There is always the belief among fans of an artist or a band that we are entitled to hear as much of the music as possible. We devour b-sides, live tracks, alternate versions and one off cover songs like red ants at a picnic. We feel a god given right to critique every piece of music, however underproduced, because we know better than the writer of the song. My argument is this, there is a reason some material never makes it to a record...because it's crap. It didn't work in the studio so it was set aside to be reinvented later. When these things hit the internet they spoil the artist's work because they are falsely given the same treatment as a proper release.


Which brings me to Ryan Adams. I think Adams views himself as the Prince of the No Depression set. He has a pathological need to release everything he records. He threw out three records last year (0ne of which was a double album). It was creative overkill. Imagine what might have been if rahter than rushing three records into stores (not for capital gain like some other overindulgent bands, but for creative validation of his genius at writing in a variety of areanas and genres) he took his time and cultivated the best of those sessions into one album? How might that record have done in comparison. I know that Adams appears not to be interestedin commercial success, but from a pruely creative standpoint would it have been better for him to take his time.


Most Adams fans dismiss GOLD as too glossy and overproduced. But does it not contain arguably his best work? Can you think of anything off the last three albums with the delicacy and grace of "La Cienega Just Smiled" or "When The Stars Go Blue"? Maybe this makes me a commercial hack, but I actually like it when artists take their time. It's almost always worth it.




(m4a) Ryan Adams -- The Shadowlands (From Love is Hell)
This is a simply beautiful song, with gorgeous instrumentation. My wife absolutely loves it.

I wish the rest of this record could have been this good, this heartbreaking and this well thought out.

1 comment:

Matthew said...

Cronhauer I have to disagree with you, but not on principle. I only sort of like Gold, but I loved all four of his CDs last year.

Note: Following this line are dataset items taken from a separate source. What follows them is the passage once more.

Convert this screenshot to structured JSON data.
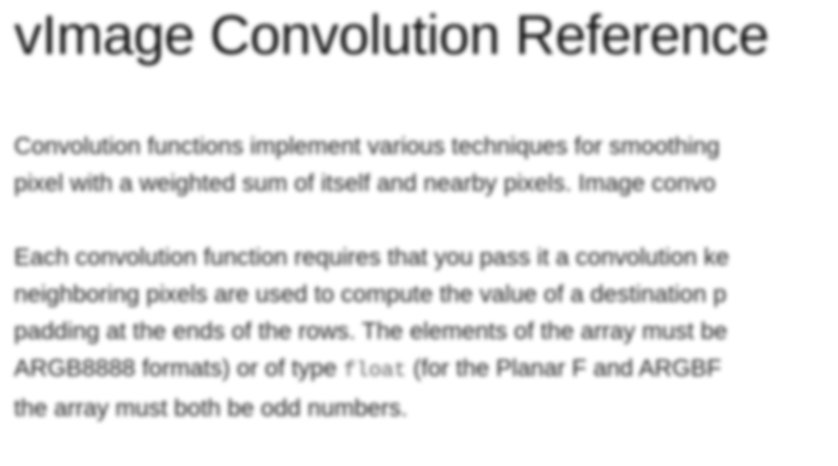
{
  "title": "vImage Convolution Reference",
  "paragraphs": [
    {
      "lines": [
        {
          "text": "Convolution functions implement various techniques for smoothing"
        },
        {
          "text": "pixel with a weighted sum of itself and nearby pixels. Image convo"
        }
      ]
    },
    {
      "lines": [
        {
          "text": "Each convolution function requires that you pass it a convolution ke"
        },
        {
          "text": "neighboring pixels are used to compute the value of a destination p"
        },
        {
          "text": "padding at the ends of the rows. The elements of the array must be"
        },
        {
          "pre": "ARGB8888 formats) or of type ",
          "code": "float",
          "post": " (for the Planar F and ARGBF"
        },
        {
          "text": "the array must both be odd numbers."
        }
      ]
    }
  ]
}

Basically you are right though. For me the worst embodiment of this was Bright Eyes. His two albums (Digital Ash and Wide Awake) went down really well and his record company then cynically went and released b-sides, live recordings and anything else they could get their hands on, just to milk fans while we waited for the new record. I feel completely ripped off because, as you say, most of this stuff just wasn't up to scratch at all.